Sans cité (citoyen du monde, exilé volontaire), sans maison (préférant les grottes), refusant la tekhnè (il ne recourt pas à l’agriculture et préfère les aliments crus aux cuits), vivant de mendicité et au jour le jour, récusant les règles élémentaires de la vie en société  (politesse, propreté, discipline, etc.) afin de désinhiber ses semblables, préférant en général la nature (phusis) à la loi (nomos) — parce que la loi du kosmos est au-delà de la loi de la civilisation —, et s’abstenant donc de tout engagement politique (notamment pour ne pas être conduit à faire la guerre), social, professionnel ou même familial, le philosophe cynique veut pour ainsi dire « ensauvager la vie » : s’efforçant, selon la devise de Diogène, de « faire le contraire de tout le monde » (= vivre conformément à la nature), il veut être la « mauvaise conscience » de son époque !

Pour comprendre le sens de cette « ascèse » cynique, il faut se débarasser de la connotation chrétienne de ce terme, qui exclut la jouissance du moment présent et l’hédonisme. Pour les Cyniques, l’ascèse (qui consiste, d’une part, à s’exercer à affronter les souffrances et, d’autre part, à fuir les artifices de la civilisation) est simplement une préparation au bonheur, lequel consiste à ne jouir de rien. Les plaisirs véritables sont faits de sérénité, de liberté, de joie : être couché au soleil, observer le train du monde, ne rien attendre, etc. Il n’y a donc aucune contradiction entre l’ascèse et la jouissance.

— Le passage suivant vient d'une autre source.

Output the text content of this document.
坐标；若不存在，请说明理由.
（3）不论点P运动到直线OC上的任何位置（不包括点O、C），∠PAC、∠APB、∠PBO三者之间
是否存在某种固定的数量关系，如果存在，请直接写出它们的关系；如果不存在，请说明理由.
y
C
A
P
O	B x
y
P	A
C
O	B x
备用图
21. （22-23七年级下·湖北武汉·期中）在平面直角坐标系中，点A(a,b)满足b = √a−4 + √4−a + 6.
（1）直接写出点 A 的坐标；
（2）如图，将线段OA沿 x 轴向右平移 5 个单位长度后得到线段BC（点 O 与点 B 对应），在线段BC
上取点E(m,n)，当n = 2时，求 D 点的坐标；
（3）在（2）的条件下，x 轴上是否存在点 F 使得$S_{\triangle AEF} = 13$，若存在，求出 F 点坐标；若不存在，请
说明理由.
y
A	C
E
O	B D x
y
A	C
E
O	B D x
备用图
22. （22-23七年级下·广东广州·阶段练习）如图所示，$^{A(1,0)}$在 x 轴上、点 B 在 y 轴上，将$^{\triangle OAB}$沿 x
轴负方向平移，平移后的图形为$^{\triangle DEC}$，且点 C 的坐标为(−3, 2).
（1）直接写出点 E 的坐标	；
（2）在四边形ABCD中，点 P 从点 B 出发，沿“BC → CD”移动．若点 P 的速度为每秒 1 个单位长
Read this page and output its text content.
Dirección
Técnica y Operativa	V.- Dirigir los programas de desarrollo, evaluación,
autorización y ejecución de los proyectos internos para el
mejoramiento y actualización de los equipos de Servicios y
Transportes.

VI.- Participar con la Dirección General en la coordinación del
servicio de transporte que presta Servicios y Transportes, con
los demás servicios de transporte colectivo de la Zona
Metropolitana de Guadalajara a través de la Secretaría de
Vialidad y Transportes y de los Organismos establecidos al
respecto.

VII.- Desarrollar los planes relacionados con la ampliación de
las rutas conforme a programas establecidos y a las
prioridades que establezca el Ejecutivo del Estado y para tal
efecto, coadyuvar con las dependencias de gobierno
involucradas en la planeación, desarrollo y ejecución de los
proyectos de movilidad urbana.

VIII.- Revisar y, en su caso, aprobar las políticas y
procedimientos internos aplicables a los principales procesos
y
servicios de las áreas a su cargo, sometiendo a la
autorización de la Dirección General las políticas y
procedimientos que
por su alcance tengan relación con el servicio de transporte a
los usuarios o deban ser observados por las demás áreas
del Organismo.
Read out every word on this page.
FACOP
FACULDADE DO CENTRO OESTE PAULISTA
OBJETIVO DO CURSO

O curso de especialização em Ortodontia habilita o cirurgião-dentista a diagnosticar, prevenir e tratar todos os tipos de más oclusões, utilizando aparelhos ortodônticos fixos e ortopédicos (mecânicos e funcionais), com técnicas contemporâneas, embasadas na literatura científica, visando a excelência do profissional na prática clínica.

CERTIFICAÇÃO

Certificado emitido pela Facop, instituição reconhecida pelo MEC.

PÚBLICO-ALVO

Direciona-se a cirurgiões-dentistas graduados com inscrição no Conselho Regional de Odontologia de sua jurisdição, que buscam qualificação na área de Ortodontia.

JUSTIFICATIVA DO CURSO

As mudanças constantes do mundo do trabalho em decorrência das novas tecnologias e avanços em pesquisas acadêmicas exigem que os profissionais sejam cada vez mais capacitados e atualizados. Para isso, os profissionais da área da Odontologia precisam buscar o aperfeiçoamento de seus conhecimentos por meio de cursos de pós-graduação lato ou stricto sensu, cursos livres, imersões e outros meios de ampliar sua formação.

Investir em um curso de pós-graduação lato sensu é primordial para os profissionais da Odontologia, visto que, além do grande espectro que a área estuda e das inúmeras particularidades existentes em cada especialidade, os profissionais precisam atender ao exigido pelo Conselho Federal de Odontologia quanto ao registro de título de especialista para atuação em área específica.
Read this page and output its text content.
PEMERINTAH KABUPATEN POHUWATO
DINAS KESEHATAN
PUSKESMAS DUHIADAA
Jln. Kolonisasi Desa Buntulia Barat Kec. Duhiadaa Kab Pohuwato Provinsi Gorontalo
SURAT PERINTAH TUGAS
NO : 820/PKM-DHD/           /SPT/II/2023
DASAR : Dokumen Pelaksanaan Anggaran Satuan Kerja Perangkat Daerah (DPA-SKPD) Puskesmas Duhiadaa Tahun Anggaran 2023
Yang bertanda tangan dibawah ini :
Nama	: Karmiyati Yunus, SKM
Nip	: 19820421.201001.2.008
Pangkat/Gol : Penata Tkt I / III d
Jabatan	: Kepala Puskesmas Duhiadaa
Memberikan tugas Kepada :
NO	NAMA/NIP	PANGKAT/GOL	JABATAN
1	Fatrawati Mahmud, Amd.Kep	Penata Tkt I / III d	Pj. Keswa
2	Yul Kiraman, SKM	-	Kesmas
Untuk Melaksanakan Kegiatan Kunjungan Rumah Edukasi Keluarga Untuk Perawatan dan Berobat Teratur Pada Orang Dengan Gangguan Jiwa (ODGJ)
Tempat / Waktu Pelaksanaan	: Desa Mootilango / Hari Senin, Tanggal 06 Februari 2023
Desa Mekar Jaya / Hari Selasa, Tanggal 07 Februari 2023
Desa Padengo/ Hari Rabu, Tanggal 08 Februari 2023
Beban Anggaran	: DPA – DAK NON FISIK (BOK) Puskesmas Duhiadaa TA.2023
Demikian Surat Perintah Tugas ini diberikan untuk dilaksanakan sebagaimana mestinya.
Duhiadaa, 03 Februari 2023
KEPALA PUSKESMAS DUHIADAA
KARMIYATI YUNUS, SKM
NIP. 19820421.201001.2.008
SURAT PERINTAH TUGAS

C’est au profit de cette ascèse bienfaisante que Diogène veut récuser tous les systèmes, toutes les idéologies. La vocation de la philosophie est de subvertir, de déranger, de choquer, d’aboyer, de mordre, mais chaque fois dans un but pédagogique (et donc philanthropique). Dans une République (dont on ne sait si elle a réellement été écrite) aux antipodes de celle de Platon, véritable manifeste anarchiste avant la lettre, Diogène aurait prôné le renversement systématique de toutes les valeurs en allant jusqu’à légitimer l’anthropophagie et l’inceste, recommandant la communauté des femmes et des enfants, la liberté sexuelle totale, ainsi que le refus des armes et le remplacement de l’argent par des osselets disponibles partout !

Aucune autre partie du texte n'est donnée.